Nascido em Oslo, na Noruega, o esquiador é filho de Bjorn Braathen e da brasileira Alessandra Pinheiro de Castro. "Parece roteiro de filmes clássicos de comédia romântica, mas é real. Meu pai veio ao Brasil a passeio nos anos 1990 e trocou olhares com a minha mãe Alessandra no aeroporto, em São Paulo. Os dois embarcaram no mesmo voo para Miami, nos Estados Unidos, e, acreditem ou não, sentaram-se lado a lado (...) A paixão foi arrebatadora, e minha mãe se mudou para a Noruega para viver esse amor com meu pai", contou ao UOL, em 2024.
Ele decidiu defender o verde e amarelo em 2024, após ter até mesmo indicado o fim da carreira. "[Lucas] Tinha 23 anos e disse que tinha perdido o prazer de competir, que a confederação norueguesa não estava tratando da maneira que achava que era adequada. Depois, nos procurou e falou sobre o interesse de voltar a competir. Estávamos acompanhando a carreira. A mãe é de Campinas, mas, à época, ele não tinha passaporte brasileiro.
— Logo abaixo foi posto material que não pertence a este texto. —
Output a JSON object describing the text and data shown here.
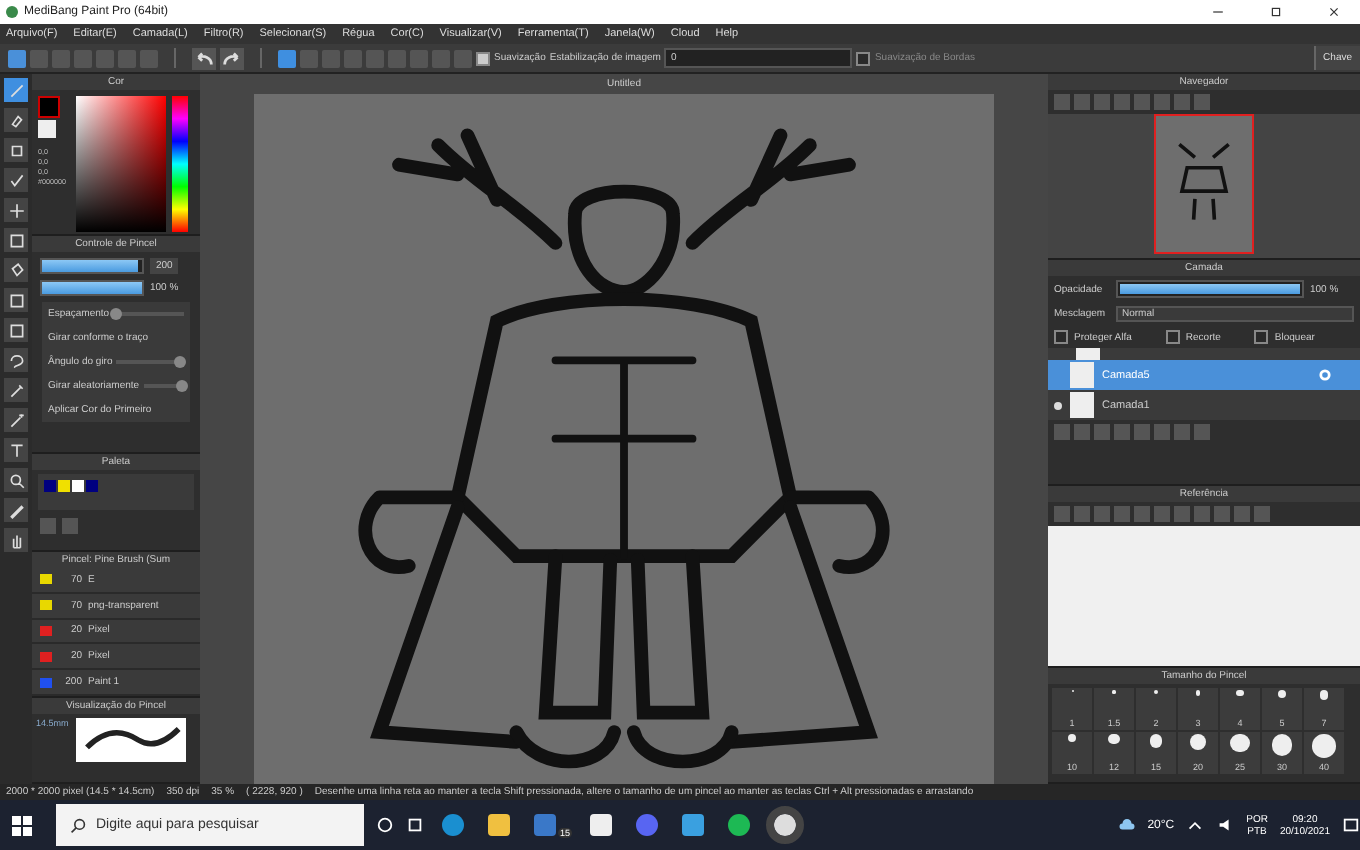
{
  "window": {
    "title": "MediBang Paint Pro (64bit)"
  },
  "menu": [
    "Arquivo(F)",
    "Editar(E)",
    "Camada(L)",
    "Filtro(R)",
    "Selecionar(S)",
    "Régua",
    "Cor(C)",
    "Visualizar(V)",
    "Ferramenta(T)",
    "Janela(W)",
    "Cloud",
    "Help"
  ],
  "toolbar": {
    "snaps": [
      {
        "selected": true
      },
      {
        "selected": false
      },
      {
        "selected": false
      },
      {
        "selected": false
      },
      {
        "selected": false
      },
      {
        "selected": false
      },
      {
        "selected": false
      },
      {
        "selected": false
      },
      {
        "selected": false
      }
    ],
    "smoothing": {
      "label": "Suavização",
      "checked": true
    },
    "stabilization": {
      "label": "Estabilização de imagem",
      "value": "0"
    },
    "edge_smoothing": {
      "label": "Suavização de Bordas",
      "checked": false
    },
    "key_button": "Chave"
  },
  "tools": [
    {
      "selected": true
    },
    {
      "selected": false
    },
    {
      "selected": false
    },
    {
      "selected": false
    },
    {
      "selected": false
    },
    {
      "selected": false
    },
    {
      "selected": false
    },
    {
      "selected": false
    },
    {
      "selected": false
    },
    {
      "selected": false
    },
    {
      "selected": false
    },
    {
      "selected": false
    },
    {
      "selected": false
    },
    {
      "selected": false
    },
    {
      "selected": false
    },
    {
      "selected": false
    }
  ],
  "color_panel": {
    "title": "Cor",
    "values": [
      "0,0",
      "0,0",
      "0,0",
      "#000000"
    ]
  },
  "brush_control": {
    "title": "Controle de Pincel",
    "size": {
      "level": 0.95,
      "value": "200"
    },
    "opacity": {
      "level": 1,
      "value": "100 %"
    },
    "options": [
      {
        "label": "Espaçamento",
        "level": 0.05
      },
      {
        "label": "Girar conforme o traço"
      },
      {
        "label": "Ângulo do giro",
        "level": 0.95
      },
      {
        "label": "Girar aleatoriamente",
        "level": 0.95
      },
      {
        "label": "Aplicar Cor do Primeiro"
      }
    ]
  },
  "palette": {
    "title": "Paleta",
    "colors": [
      {
        "color": "#000080"
      },
      {
        "color": "#f0e000"
      },
      {
        "color": "#ffffff"
      },
      {
        "color": "#000080"
      }
    ]
  },
  "brushes": {
    "title": "Pincel: Pine Brush (Sum",
    "items": [
      {
        "size": "70",
        "name": "E",
        "color": "#e8d800"
      },
      {
        "size": "70",
        "name": "png-transparent",
        "color": "#e8d800"
      },
      {
        "size": "20",
        "name": "Pixel",
        "color": "#e02020"
      },
      {
        "size": "20",
        "name": "Pixel",
        "color": "#e02020"
      },
      {
        "size": "200",
        "name": "Paint 1",
        "color": "#2050f0"
      }
    ]
  },
  "brush_preview": {
    "title": "Visualização do Pincel",
    "size": "14.5mm"
  },
  "canvas": {
    "tab": "Untitled"
  },
  "navigator": {
    "title": "Navegador"
  },
  "layers": {
    "title": "Camada",
    "opacity": {
      "label": "Opacidade",
      "level": 1,
      "value": "100 %"
    },
    "blend": {
      "label": "Mesclagem",
      "value": "Normal"
    },
    "checks": [
      {
        "label": "Proteger Alfa",
        "checked": false
      },
      {
        "label": "Recorte",
        "checked": false
      },
      {
        "label": "Bloquear",
        "checked": false
      }
    ],
    "items": [
      {
        "name": "Camada5",
        "selected": true,
        "visible": false
      },
      {
        "name": "Camada1",
        "selected": false,
        "visible": true
      }
    ]
  },
  "reference": {
    "title": "Referência"
  },
  "brush_size": {
    "title": "Tamanho do Pincel",
    "sizes": [
      "1",
      "1.5",
      "2",
      "3",
      "4",
      "5",
      "7",
      "10",
      "12",
      "15",
      "20",
      "25",
      "30",
      "40"
    ]
  },
  "status_bar": [
    "2000 * 2000 pixel  (14.5 * 14.5cm)",
    "350 dpi",
    "35 %",
    "( 2228, 920 )",
    "Desenhe uma linha reta ao manter a tecla Shift pressionada, altere o tamanho de um pincel ao manter as teclas Ctrl + Alt pressionadas e arrastando"
  ],
  "taskbar": {
    "search_placeholder": "Digite aqui para pesquisar",
    "mail_badge": "15",
    "weather": "20°C",
    "language": [
      "POR",
      "PTB"
    ],
    "time": "09:20",
    "date": "20/10/2021"
  }
}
Deu entrada na papelada, conseguiu e iniciamos o processo para ele defender o Brasil", apontou Anders Pettersson, presidente da Confederação Brasileira de Desporto na Neve (CBDN), ao UOL, em janeiro.
"Quero mostrar que é possível para um brasileiro se destacar em uma modalidade tão tradicionalmente europeia. Crescer entre duas culturas me ensinou que a diversidade é uma força. O Brasil é um país de várias culturas, e eu quero representar isso nas competições", disse Lucas Pinheiro, ao UOL, em setembro do ano passado.
Foi porta bandeira
Ao lado de Nicole Silveira, do skeleton, Lucas foi o porta-bandeira do Brasil nos Jogos Olímpicos. No desfile em Milão, fez questão de mostrar o desenho da bandeira que havia por dentro do casaco da delegação.
"Eu quero sair desses Jogos como uma fonte de inspiração. Quero que as pessoas aí em casa, assistindo, vendo nossas cores nos Jogos Olímpicos de Inverno, realmente entendam que tudo é possível. Não importa de onde você seja, suas roupas, seu sotaque. O que importa é o que há por dentro", afirmou, em encontro com jornalistas na Casa Brasil, no último sábado.
Virou xodó
Antes mesmo do pódio, Lucas Pinheiro já havia virado xodó da torcida brasileira e viu uma "invasão" ao circuito. Na primeira competição, na Áustria, ele atendia fãs quando foi apresentado por uma família brasileira.
"Tive brigadeiro, teve o pessoal que levou pão de queijo, trouxe lá na montanha. É claro que foi rápido [a aceitação] logo na primeira competição, né?!", contou Lucas ao podcast do "Olympics".
Desde então, passou a ser comum bandeiras verdes e amarelas nas arquibancadas de provas do circuito. Com a aproximação dos Jogos de Inverno, a torcida e o carinho pelo esquiador aumentaram ainda mais. As famosas danças após os pódios, marca registrada dele, o aproximaram ainda mais do povo brasileiro.